Some American conservatives, issuing a different sort of papal bull, have accused the pope of “pure Marxism” and being “the Catholic Church’s Obama.” In the process, they are demonstrating how ideology can become a consuming substitute for faith. Defenders of market economics — and I count myself one — should recognize that global capitalism is the most powerful force of modernity, with a mixed influence on traditional ideals and institutions. It has taken hundreds of millions of people out of poverty; it has also encouraged individualism and loosened bonds of family and community. It has produced innovation and extended lives. But in the absence of certain social conditions — the rule of law, equal opportunity, effective public administration — capitalism can result in caste-like inequality.

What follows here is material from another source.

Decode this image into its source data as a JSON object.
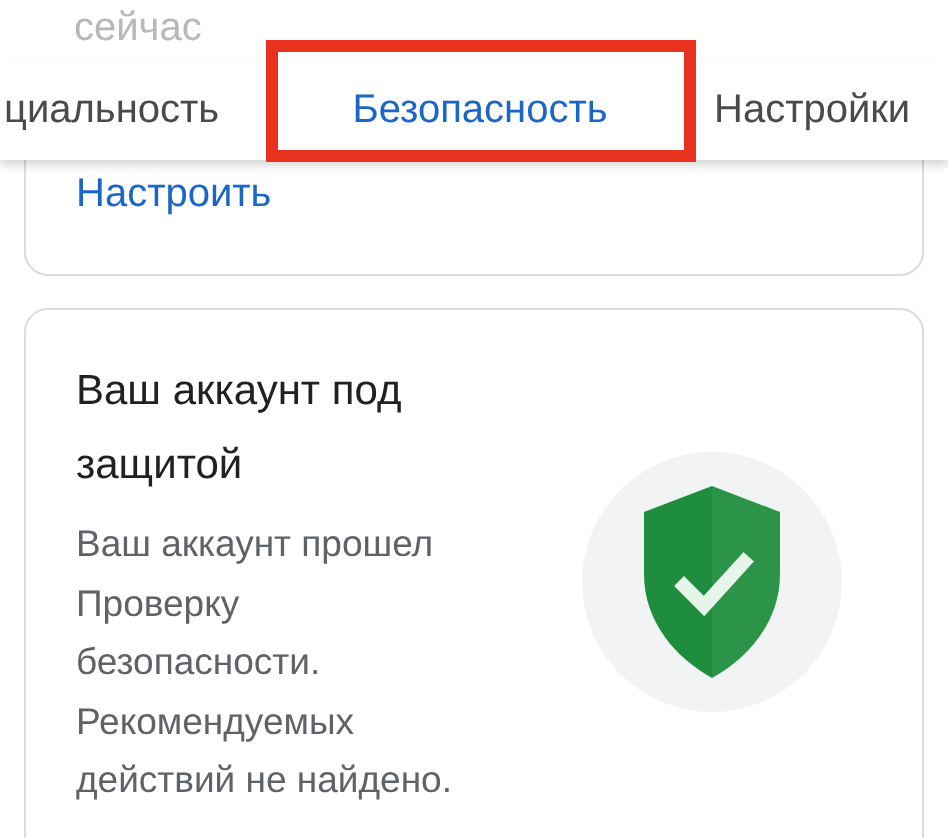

As my colleague E.J. Dionne Jr. points out, the first pope from the Southern Hemisphere naturally has a more skeptical take on globalization. He empathizes with the marginalized: exploited migrants, bonded laborers, people in sexual slavery. This is the dark side of markets — the sale of life and dignity. And Francis vividly warns against the “globalization of indifference.”
The pope is hardly a neo-Marxist. He talks of business as “a noble vocation.” He rejects a “welfare mentality.” But he argues that market outcomes are not always identical to social justice and calls for public “investment in efforts to help the slow, the weak or the less talented to find opportunities in life.” Those surprised that Catholic social thought is incompatible with libertarianism haven’t been paying attention — for decades. Popes John Paul II and Benedict XVI said the same. And all warned of the danger when a mode of economic exchange becomes a mind-set. Absent a moral commitment to human dignity, justice and compassion, capitalism is conducive to materialism, individualism and selfishness. It is a system that depends on virtues it does not create.